Lack of power is a barrier to people being able to lift themselves out of poverty all around the world. When the choice is between spending what little money you have on food or educating your children, it is easy to see why so few children get to go to school.
Let me introduce you to Sumina. She is a mother living in the community of Muralibhanjyang in the Dhading district of Nepal in the foothills in the Himalayas. Two years ago, lack of access to water for farming meant that Sumina and her family spent much of their days collecting water and tending crops. School was almost unaffordable and all hands were needed to try to keep the family fed.
Sumina and her family were compromising on nutrition and spending precious, limited funds on seasonally high-cost foods from the market; a combination that created a cycle of decline in their quality of life.
A hydraulic ram (Hydram) pump was installed in Sumina’s community in 2011 by Renewable World partners Centre for Rural Technology Nepal (CRT-Nepal) and Rural Mutual Development (RMD). The Hydram is currently pumping 86,000 litres of water daily 45 metres uphill to a collection tank.

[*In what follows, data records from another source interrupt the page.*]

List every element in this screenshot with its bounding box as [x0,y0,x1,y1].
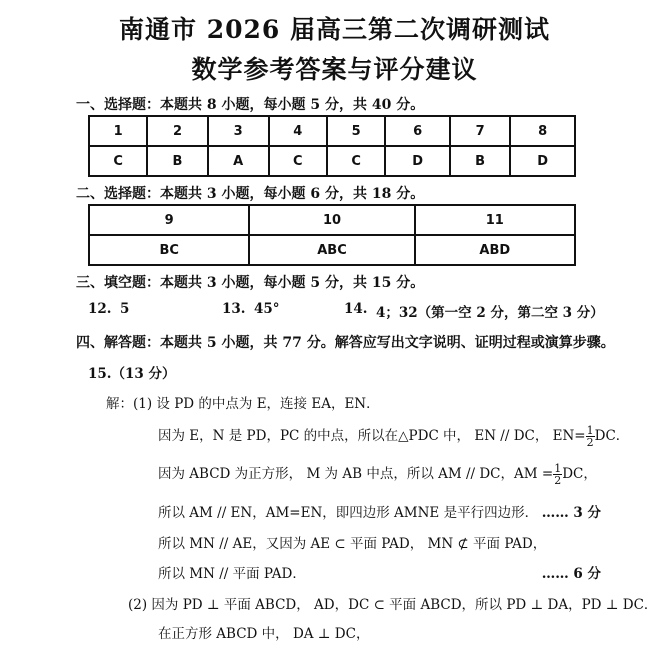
table-cell: 8 [510,116,575,146]
table-cell: 10 [249,205,414,235]
table-cell: 5 [327,116,385,146]
solution-line-7: (2) 因为 PD ⊥ 平面 ABCD， AD，DC ⊂ 平面 ABCD，所以 PD ⊥ DA，PD ⊥ DC． [128,597,658,613]
solution-line-2-tail: DC． [594,428,630,444]
q12-answer: 5 [120,301,130,317]
fraction-denominator: 2 [554,474,562,487]
table-cell: C [89,146,147,176]
fraction-numerator: 1 [586,424,594,437]
solution-line-2-text: 因为 E，N 是 PD，PC 的中点，所以在△PDC 中， EN // DC， EN= [158,428,586,444]
solution-line-5: 所以 MN // AE，又因为 AE ⊂ 平面 PAD， MN ⊄ 平面 PAD， [158,536,547,552]
table-cell: 6 [385,116,450,146]
solution-line-8: 在正方形 ABCD 中， DA ⊥ DC， [158,626,370,642]
table-cell: 7 [450,116,510,146]
table-cell: 9 [89,205,249,235]
table-cell: 3 [208,116,269,146]
doc-title: 南通市 2026 届高三第二次调研测试 [119,15,550,44]
solution-line-2 [158,424,629,448]
score-6: …… 6 分 [541,566,601,582]
section4-heading: 四、解答题：本题共 5 小题，共 77 分。解答应写出文字说明、证明过程或演算步骤。 [76,335,615,351]
table-cell: BC [89,235,249,265]
fraction-numerator: 1 [554,462,562,475]
table-cell: B [147,146,207,176]
table-row [89,116,575,146]
solution-line-3-text: 因为 ABCD 为正方形， M 为 AB 中点，所以 AM // DC，AM = [158,466,554,482]
fraction-one-half [586,425,595,448]
table-cell: ABC [249,235,414,265]
fraction-one-half [553,463,562,486]
solution-line-3 [158,462,597,486]
table-row [89,146,575,176]
score-3: …… 3 分 [541,505,601,521]
q13-answer: 45° [254,301,280,317]
q15-label: 15.（13 分） [88,366,176,382]
table-cell: D [510,146,575,176]
q12-number: 12. [88,301,112,317]
q14-answer: 4；32（第一空 2 分，第二空 3 分） [376,305,604,321]
section2-heading: 二、选择题：本题共 3 小题，每小题 6 分，共 18 分。 [76,186,425,202]
solution-line-1: 解：(1) 设 PD 的中点为 E，连接 EA，EN． [106,396,380,412]
q14-number: 14. [344,301,368,317]
solution-line-4: 所以 AM // EN，AM=EN，即四边形 AMNE 是平行四边形． [158,505,539,521]
table-cell: 11 [415,205,575,235]
solution-line-6: 所以 MN // 平面 PAD． [158,566,306,582]
table-cell: C [269,146,327,176]
answer-table-1 [88,115,576,177]
doc-subtitle: 数学参考答案与评分建议 [191,55,478,84]
fraction-denominator: 2 [586,436,594,449]
table-cell: ABD [415,235,575,265]
table-cell: 1 [89,116,147,146]
section3-heading: 三、填空题：本题共 3 小题，每小题 5 分，共 15 分。 [76,275,425,291]
table-cell: 4 [269,116,327,146]
table-row [89,235,575,265]
q13-number: 13. [222,301,246,317]
answer-table-2 [88,204,576,266]
table-cell: B [450,146,510,176]
table-cell: A [208,146,269,176]
table-cell: 2 [147,116,207,146]
table-cell: D [385,146,450,176]
solution-line-3-tail: DC， [562,466,597,482]
table-row [89,205,575,235]
section1-heading: 一、选择题：本题共 8 小题，每小题 5 分，共 40 分。 [76,97,425,113]
table-cell: C [327,146,385,176]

The water then uses gravity to feed agricultural production through climate friendly micro-irrigation, as well as distributing to 14 households. These newly mobilised water resources are being used to grow a wide range of vital produce all year around; significantly increasing household incomes.
Sumina explained that her income is improving through growing and selling high-value vegetables. These earnings are making it easier to pay for her children’s education, and Sumina hopes to be able to save to continue to support their studies – she is pleased to have joined a local co-operative bank with a monthly savings scheme. With the time spent walking to the river and gathering water taken out of her day, she is able to be more productive and has more time to spend with her children. Here is a woman who is proud, informed and empowered.

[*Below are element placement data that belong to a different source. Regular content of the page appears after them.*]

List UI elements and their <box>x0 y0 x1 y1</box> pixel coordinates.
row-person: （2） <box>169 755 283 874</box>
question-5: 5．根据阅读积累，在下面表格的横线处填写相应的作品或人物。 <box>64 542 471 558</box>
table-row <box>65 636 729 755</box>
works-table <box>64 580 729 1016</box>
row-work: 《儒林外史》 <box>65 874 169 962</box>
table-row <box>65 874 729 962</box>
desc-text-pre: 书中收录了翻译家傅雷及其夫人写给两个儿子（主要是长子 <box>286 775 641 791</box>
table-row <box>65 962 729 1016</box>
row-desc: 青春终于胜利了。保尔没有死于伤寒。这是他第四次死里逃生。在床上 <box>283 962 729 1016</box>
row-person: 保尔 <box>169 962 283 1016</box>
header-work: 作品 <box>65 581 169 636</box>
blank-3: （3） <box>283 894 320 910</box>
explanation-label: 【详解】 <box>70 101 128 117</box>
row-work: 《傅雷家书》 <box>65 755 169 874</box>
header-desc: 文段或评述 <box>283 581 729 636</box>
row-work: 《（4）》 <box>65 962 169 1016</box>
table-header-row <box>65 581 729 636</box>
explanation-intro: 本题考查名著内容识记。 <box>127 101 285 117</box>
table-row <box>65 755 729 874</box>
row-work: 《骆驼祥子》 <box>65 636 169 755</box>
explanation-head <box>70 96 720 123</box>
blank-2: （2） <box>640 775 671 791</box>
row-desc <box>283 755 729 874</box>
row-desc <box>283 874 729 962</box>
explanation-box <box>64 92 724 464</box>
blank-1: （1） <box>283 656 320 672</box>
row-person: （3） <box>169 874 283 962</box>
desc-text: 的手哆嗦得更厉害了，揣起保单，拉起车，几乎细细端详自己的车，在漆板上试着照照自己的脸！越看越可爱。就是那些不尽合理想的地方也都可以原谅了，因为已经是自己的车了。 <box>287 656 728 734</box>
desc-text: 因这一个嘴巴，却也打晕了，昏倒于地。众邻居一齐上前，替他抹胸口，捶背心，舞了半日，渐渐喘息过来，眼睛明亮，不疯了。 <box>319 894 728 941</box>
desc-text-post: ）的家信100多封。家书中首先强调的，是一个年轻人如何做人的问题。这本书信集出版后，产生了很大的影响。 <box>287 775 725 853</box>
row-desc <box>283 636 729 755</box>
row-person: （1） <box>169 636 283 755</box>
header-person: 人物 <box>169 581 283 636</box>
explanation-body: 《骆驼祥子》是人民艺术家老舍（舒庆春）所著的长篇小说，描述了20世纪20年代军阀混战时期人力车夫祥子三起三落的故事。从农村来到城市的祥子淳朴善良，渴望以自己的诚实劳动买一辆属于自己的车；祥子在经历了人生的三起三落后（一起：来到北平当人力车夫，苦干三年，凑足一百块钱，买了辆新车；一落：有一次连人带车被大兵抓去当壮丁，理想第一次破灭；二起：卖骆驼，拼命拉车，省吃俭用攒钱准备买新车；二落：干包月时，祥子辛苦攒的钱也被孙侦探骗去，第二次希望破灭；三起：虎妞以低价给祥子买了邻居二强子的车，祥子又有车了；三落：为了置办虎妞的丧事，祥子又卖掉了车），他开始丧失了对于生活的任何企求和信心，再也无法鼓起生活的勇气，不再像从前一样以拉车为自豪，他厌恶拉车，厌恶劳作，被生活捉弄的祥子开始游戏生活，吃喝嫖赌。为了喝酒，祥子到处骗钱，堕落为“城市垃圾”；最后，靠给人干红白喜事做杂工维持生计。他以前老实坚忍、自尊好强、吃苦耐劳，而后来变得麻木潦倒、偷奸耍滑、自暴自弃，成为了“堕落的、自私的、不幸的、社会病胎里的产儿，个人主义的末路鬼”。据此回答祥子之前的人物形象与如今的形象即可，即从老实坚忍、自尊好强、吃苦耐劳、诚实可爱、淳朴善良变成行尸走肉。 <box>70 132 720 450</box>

There was some scepticism about the technology in the region, but this essential pilot has broken down the technology adoption barrier. In the words of one member of the community, Budhi Man Shrestha “seeing is believing, water flowing down the river can now be pumped back to the hills for agriculture”.
Community involvement has been crucial to the success and sustainability of the project. All the stakeholders have contributed with financial resources and labour. The community has a user group committee which manages the Hydram system, collecting a tariff to cover repairs and maintenance.

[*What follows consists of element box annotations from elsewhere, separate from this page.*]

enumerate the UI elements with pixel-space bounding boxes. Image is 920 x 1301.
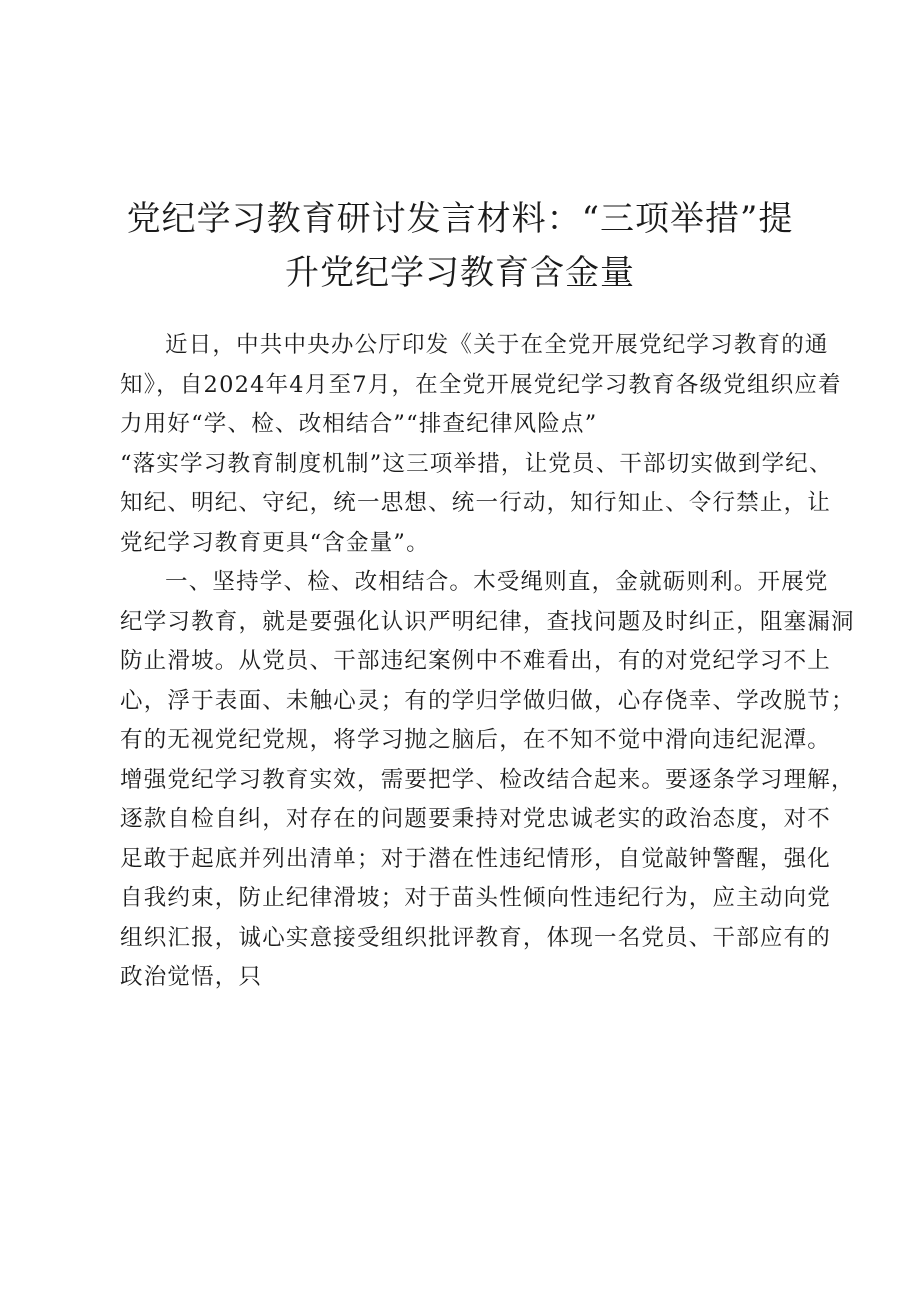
paragraph-line: 逐款自检自纠，对存在的问题要秉持对党忠诚老实的政治态度，对不 (120, 806, 832, 832)
paragraph-line: “落实学习教育制度机制”这三项举措，让党员、干部切实做到学纪、 (120, 450, 833, 477)
paragraph-line: 足敢于起底并列出清单；对于潜在性违纪情形，自觉敲钟警醒，强化 (120, 845, 832, 872)
paragraph-line: 一、坚持学、检、改相结合。木受绳则直，金就砺则利。开展党 (165, 569, 829, 595)
paragraph-line: 力用好“学、检、改相结合”“排查纪律风险点” (120, 411, 598, 437)
paragraph-line: 近日，中共中央办公厅印发《关于在全党开展党纪学习教育的通 (165, 332, 829, 358)
paragraph-line: 心，浮于表面、未触心灵；有的学归学做归做，心存侥幸、学改脱节； (120, 687, 855, 714)
paragraph-line: 增强党纪学习教育实效，需要把学、检改结合起来。要逐条学习理解， (120, 766, 855, 793)
paragraph-line: 党纪学习教育更具“含金量”。 (120, 529, 430, 556)
paragraph-line: 自我约束，防止纪律滑坡；对于苗头性倾向性违纪行为，应主动向党 (120, 885, 832, 911)
paragraph-line: 防止滑坡。从党员、干部违纪案例中不难看出，有的对党纪学习不上 (120, 648, 832, 674)
paragraph-line: 知》，自2024年4月至7月，在全党开展党纪学习教育各级党组织应着 (120, 371, 842, 398)
paragraph-line: 政治觉悟，只 (120, 964, 263, 990)
paragraph-line: 有的无视党纪党规，将学习抛之脑后，在不知不觉中滑向违纪泥潭。 (120, 727, 832, 753)
title-line-1: 党纪学习教育研讨发言材料：“三项举措”提 (126, 199, 794, 239)
paragraph-line: 知纪、明纪、守纪，统一思想、统一行动，知行知止、令行禁止，让 (120, 490, 832, 516)
title-line-2: 升党纪学习教育含金量 (285, 253, 635, 293)
document-title (120, 192, 800, 300)
document-body (120, 326, 855, 998)
paragraph-line: 纪学习教育，就是要强化认识严明纪律，查找问题及时纠正，阻塞漏洞 (120, 608, 855, 635)
paragraph-line: 组织汇报，诚心实意接受组织批评教育，体现一名党员、干部应有的 (120, 924, 832, 951)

Director of local grassroots partner RMD, Sher Bahadur Bhandari, said:
“After seeing the benefits in Muralibhanjyang, members of seven other communities have shown great interest in utilising a Hydram in their communities”.
So what does the future look like for Sumina and the people of Muralibhanjyang? Heading into the dry winter – often called the hungry season – the Hydram will prove its true worth. The community are looking forward to growing winter crops and are now actively seeking further agricultural support services, such as soil testing to identify new cropping options; testimony to the empowerment that comes from small, sustainable improvements in livelihood options.
Sumina isn’t the only person gaining greater confidence; several other community members have recently expressed their interest in attending micro-enterprise training as they look to leverage their newly mobilised resources to support their families.
Renewable World continues to support partners like CRT and RMD, and communities like Muralibhanjyang, by facilitating appropriate, affordable technologies and business models, linked to livelihood improvements for some of the most marginalised groups in South Asia. Reflecting the collaborative spirit that is fostered in all our projects, the Muralibhanjyang community are looking forward to opening their homes to the BBC Lifeline team in January 2013.